Someone who before you dated you knew she has extra piercings and always wanted 2 more! She has a nose piercing as well! Is that some kind of selective dementia? And who tells you you have the right to tell someone else what they’re “Allowed” to do with their own body?
I’m all open for communication and compromises in a relationship! But there is an abundance of women in the universe! If a woman doesn’t suit your preferences why do you think it’s ok to come after her and mold her to fit you when they’re a dozen others that fit what you want?
Someone that you both were talking marriage oo!I pierced my ear so you block me and walk away!Lmao! Like so what next?You come home and I couldn’t go to the mosque one day so you’ll pack & ghost me for a year as a form of disciplinary method?Thank God he did this before marriage
The thing nu,there are girls who don’t like piercings! And if you like girls like that why won’t you go for them? Someone whose always had 3 piercings on her ear and a nose piercing is the one you’re forcing to take out so she can have a simple earring? Because you don’t like it?
Guys in my dms talking about they see nothing wrong with it because he couldn’t tolerate it!We need to educate all of you on words you use when speaking about other people’s bodies!Words like”allowed”tolerate”permit”shouldn’t be used!You could use suggestive words to communicate
someone I intended to start a whole life with. Someone I’m in love with and who loves me .. I’m all open for compromises and communication.. but the way I’m wired if you come to me with authoritative commands on the way I should live my life to suit you,that’s it
And even if you’re unhappy with someone’s piercing you very first instinct is to block her and avoid her completely?
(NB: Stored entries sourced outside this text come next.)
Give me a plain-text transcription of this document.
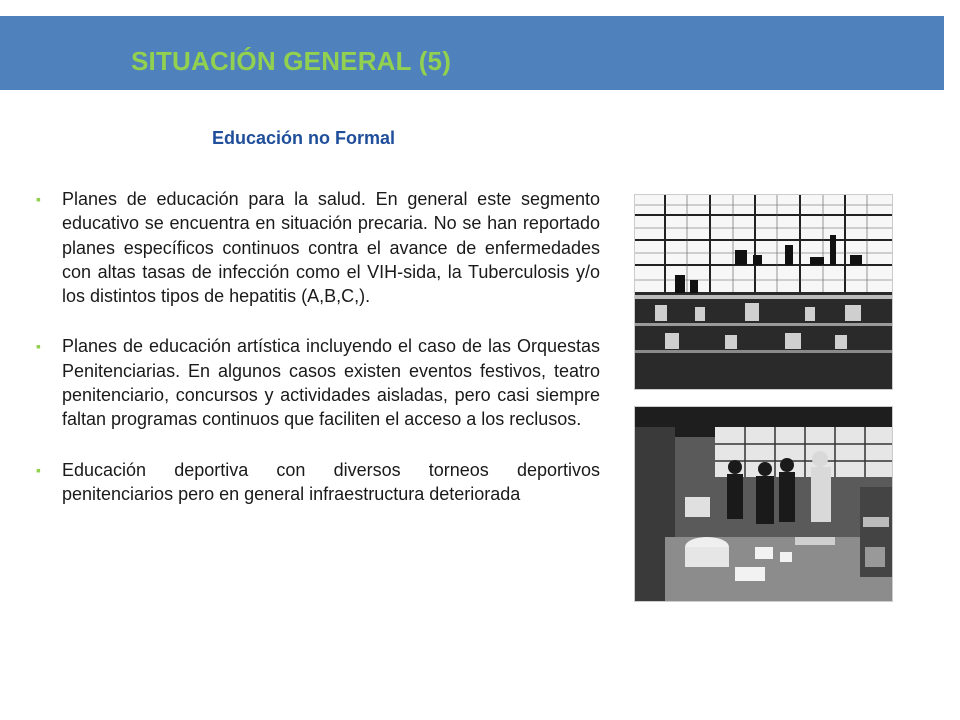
SITUACIÓN GENERAL (5)
Educación no Formal
▪ Planes de educación para la salud. En general este segmento educativo se encuentra en situación precaria. No se han reportado planes específicos continuos contra el avance de enfermedades con altas tasas de infección como el VIH-sida, la Tuberculosis y/o los distintos tipos de hepatitis (A,B,C,).
▪ Planes de educación artística incluyendo el caso de las Orquestas Penitenciarias. En algunos casos existen eventos festivos, teatro penitenciario, concursos y actividades aisladas, pero casi siempre faltan programas continuos que faciliten el acceso a los reclusos.
▪ Educación deportiva con diversos torneos deportivos penitenciarios pero en general infraestructura deteriorada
Someone who you’ve been dating? Lmao.. maybe I’m in some other state of mind because I would never understand this”
See reactions below;
“I think life is LIVE & LET LIVE. He was uncomfortable with the piercing so he left the relationship. She wants the piercing more than the relationship, she too should move on. His life (and phones), his decisions. Her life(piercings), her decision.”
“Why didn’t he just break up with her… Why did he even go ahead to build a relationship with her knowing her stance about piercings and he doesn’t like it?”